Selling to consumers outside your home country can be tricky. If your primary business is based, say, in the United Kingdom and the prices on your website are displayed only in Pounds, you could be losing out on international customers who may be interested in your product but aren’t immediately sure how your prices translate to their local currency. Or, perhaps worse, they do buy but charge it back later, after seeing a different price on their credit card statement than they thought they paid at checkout.
By making sure you are giving consumers a localized experience, you can optimize your sales and grow your business as much as possible beyond your own borders. So how do you do it? Segpay merchants can use a three-pronged approach that starts with reporting and combines language translations and localized currency.
You have three reports at your disposal to show how your international sales are performing, and help you identify the countries with the best growth potential to target with your marketing efforts:
- Sales by Country: shows you where in the world you’ve had sales during the specific date range you choose.
- Approval Rates: shows the % of your transactions that were approved and declined during the specific date range you choose. You can group the report by Country – either customer country (using the consumer’s payment address) or IP country (using the location we detected at the time of purchase).
- Transaction Detail: shows you more information about all transactions that occurred during the date range you choose. Select Advanced Options to include country, based on ISO or IP, where each transaction originated.
Perhaps you’ve been targeting a specific country(ies) but after viewing these reports you don’t see the results you were hoping for. What can you do about it?
Using the knowledge from the reports mentioned above, you can provide international consumers with the most localized experience possible. Start with making sure you are speaking their language.
Segpay’s payment pages are built with geo-targeting and are displayed according to the language setting in the consumer’s browser. That said, if you are doing your own geo-targeting and are certain where each consumer is coming from, you can force the page to display in one of 12 different languages (See our documentation for more details). Doing your own geo-targeting is the ideal scenario, of course, since you’ll be ensuring that consumers aren’t viewing one language on your website and another on the payment page.
Now that you’ve made sure the words on your payment page are speaking the consumer’s language, make sure your prices are, too. Enter Dynamic Multi Currency (DMC), a feature that ensures you are displaying prices in local currencies. That way, consumers know what they are paying up front, and future recurring charges are consistently billed in the same amounts and currencies as advertised, avoiding confusion or unwanted surprises. Although Segpay has offered DMC for years, some merchants may not be aware of how it works or how best to use it to their advantage.
DMC is turned on by default when you create a payment package. You can select one of two versions:
- DMC with Base currency – By default, your prices display in the currency you specified in your price points. The consumer has the option, via a dropdown menu, to see the price in one of 16 currencies: USD, EUR, GBP, ISK, DKK, SEK, NOK, CHF, HKD, JPY, CAD, AUD, RUB, INR, ILS or CZK.
- DMC with Geo-targeting – Prices display in the consumer’s local currency, based on their IP address.

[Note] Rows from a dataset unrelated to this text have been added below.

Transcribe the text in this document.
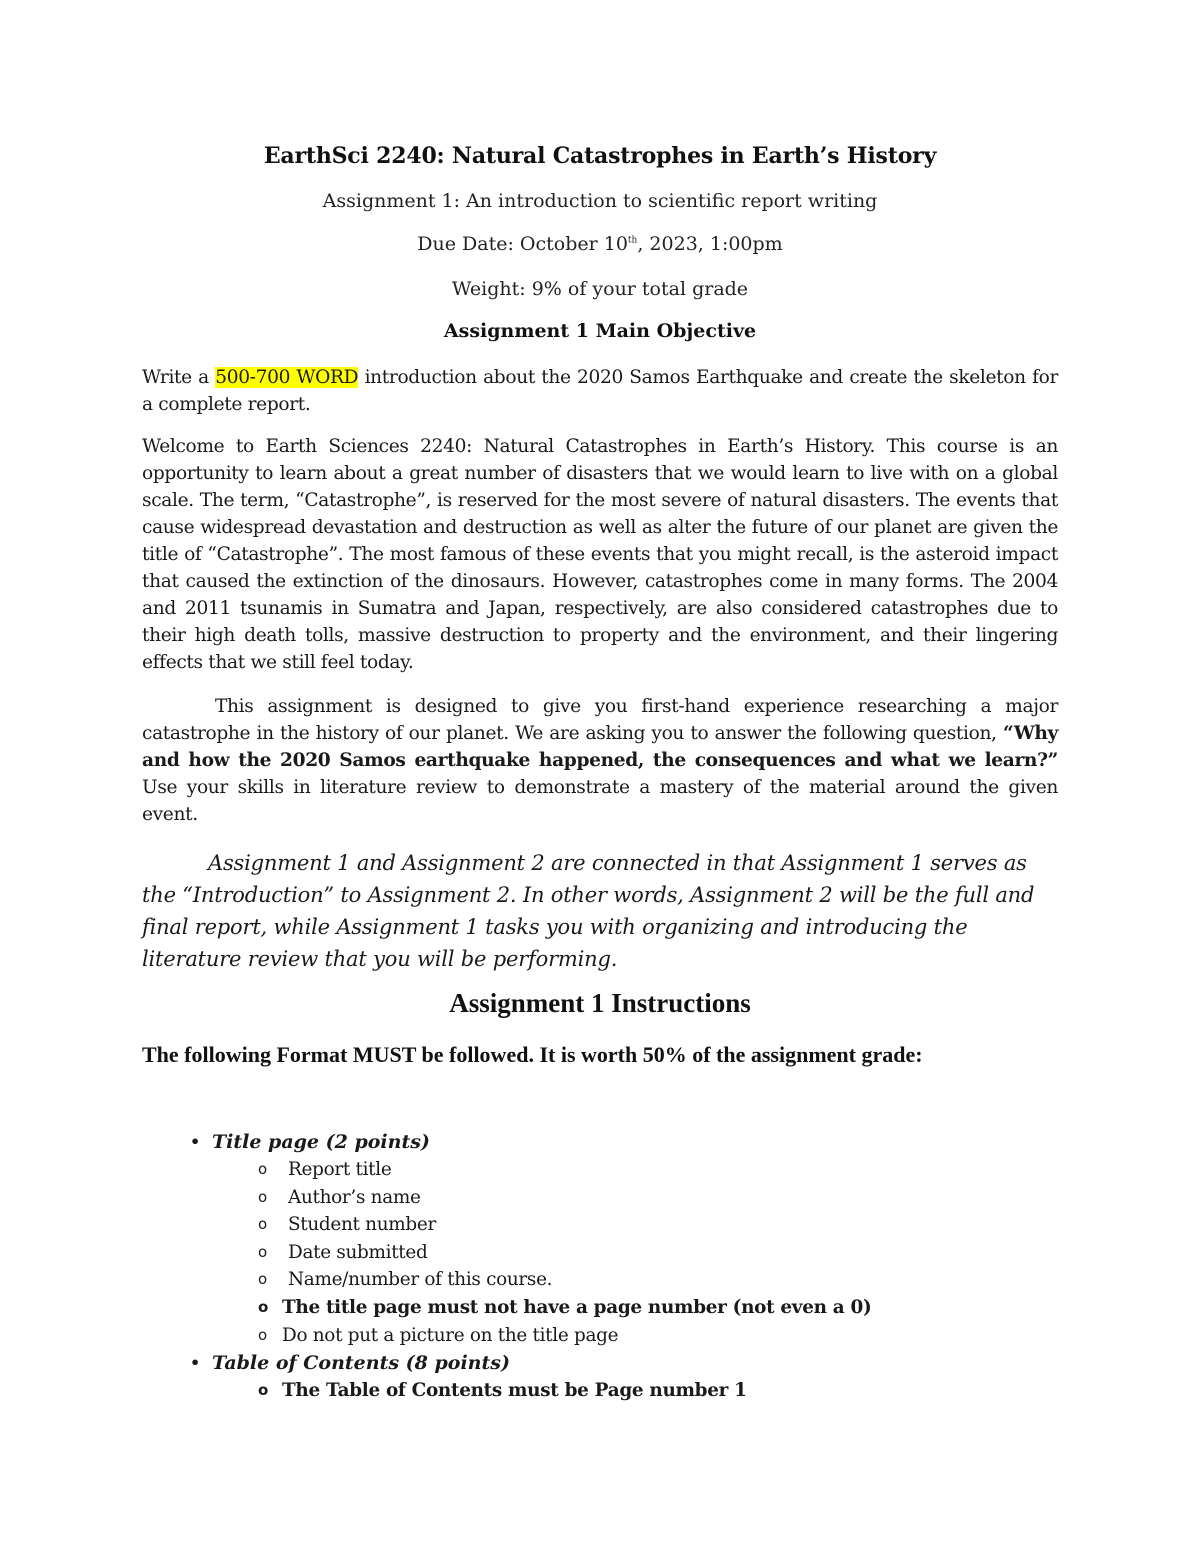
EarthSci 2240: Natural Catastrophes in Earth’s History
Assignment 1: An introduction to scientific report writing
Due Date: October 10th, 2023, 1:00pm
Weight: 9% of your total grade
Assignment 1 Main Objective
Write a 500-700 WORD introduction about the 2020 Samos Earthquake and create the skeleton for a complete report.
Welcome to Earth Sciences 2240: Natural Catastrophes in Earth’s History. This course is an opportunity to learn about a great number of disasters that we would learn to live with on a global scale. The term, “Catastrophe”, is reserved for the most severe of natural disasters. The events that cause widespread devastation and destruction as well as alter the future of our planet are given the title of “Catastrophe”. The most famous of these events that you might recall, is the asteroid impact that caused the extinction of the dinosaurs. However, catastrophes come in many forms. The 2004 and 2011 tsunamis in Sumatra and Japan, respectively, are also considered catastrophes due to their high death tolls, massive destruction to property and the environment, and their lingering effects that we still feel today.
This assignment is designed to give you first-hand experience researching a major catastrophe in the history of our planet. We are asking you to answer the following question, “Why and how the 2020 Samos earthquake happened, the consequences and what we learn?” Use your skills in literature review to demonstrate a mastery of the material around the given event.
Assignment 1 and Assignment 2 are connected in that Assignment 1 serves as the “Introduction” to Assignment 2. In other words, Assignment 2 will be the full and final report, while Assignment 1 tasks you with organizing and introducing the literature review that you will be performing.
Assignment 1 Instructions
The following Format MUST be followed. It is worth 50% of the assignment grade:
• Title page (2 points)
o Report title
o Author’s name
o Student number
o Date submitted
o Name/number of this course.
o The title page must not have a page number (not even a 0)
o Do not put a picture on the title page
• Table of Contents (8 points)
o The Table of Contents must be Page number 1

Again, the consumer has the option to instead see the price in any of the 12 currencies listed above.
As with language, merchants doing their own geo-targeting can force prices on the payment page to show in a specific currency, and can hide the menu so the consumer can’t change to a different currency. See our documentation for details on this as well.
Watch retention rates rise for international members
If you incorporate localized language and currency for your subscription-based business and are tracking customer retention rates (something that we highly recommend) you may notice that consumers who are rebilled in their native currency are staying with your service longer. Why? Because using local currencies prevents surprises such as a statement arriving later with a converted amount that is different than what the consumer thought was paid. What the consumer sees is what they pay, both initially and in the recurring amount they are charged after each billing cycle. The consumer is locked in, regardless of fluctuating exchange rates. This also means that if at any point someone is not happy and requests a refund, they receive the expected amount and do not feel short-changed, preventing potential chargebacks.
Bottom line, if you are not already marketing your services outside your home country, using reporting, along with localized language and currency should give you the confidence to start now.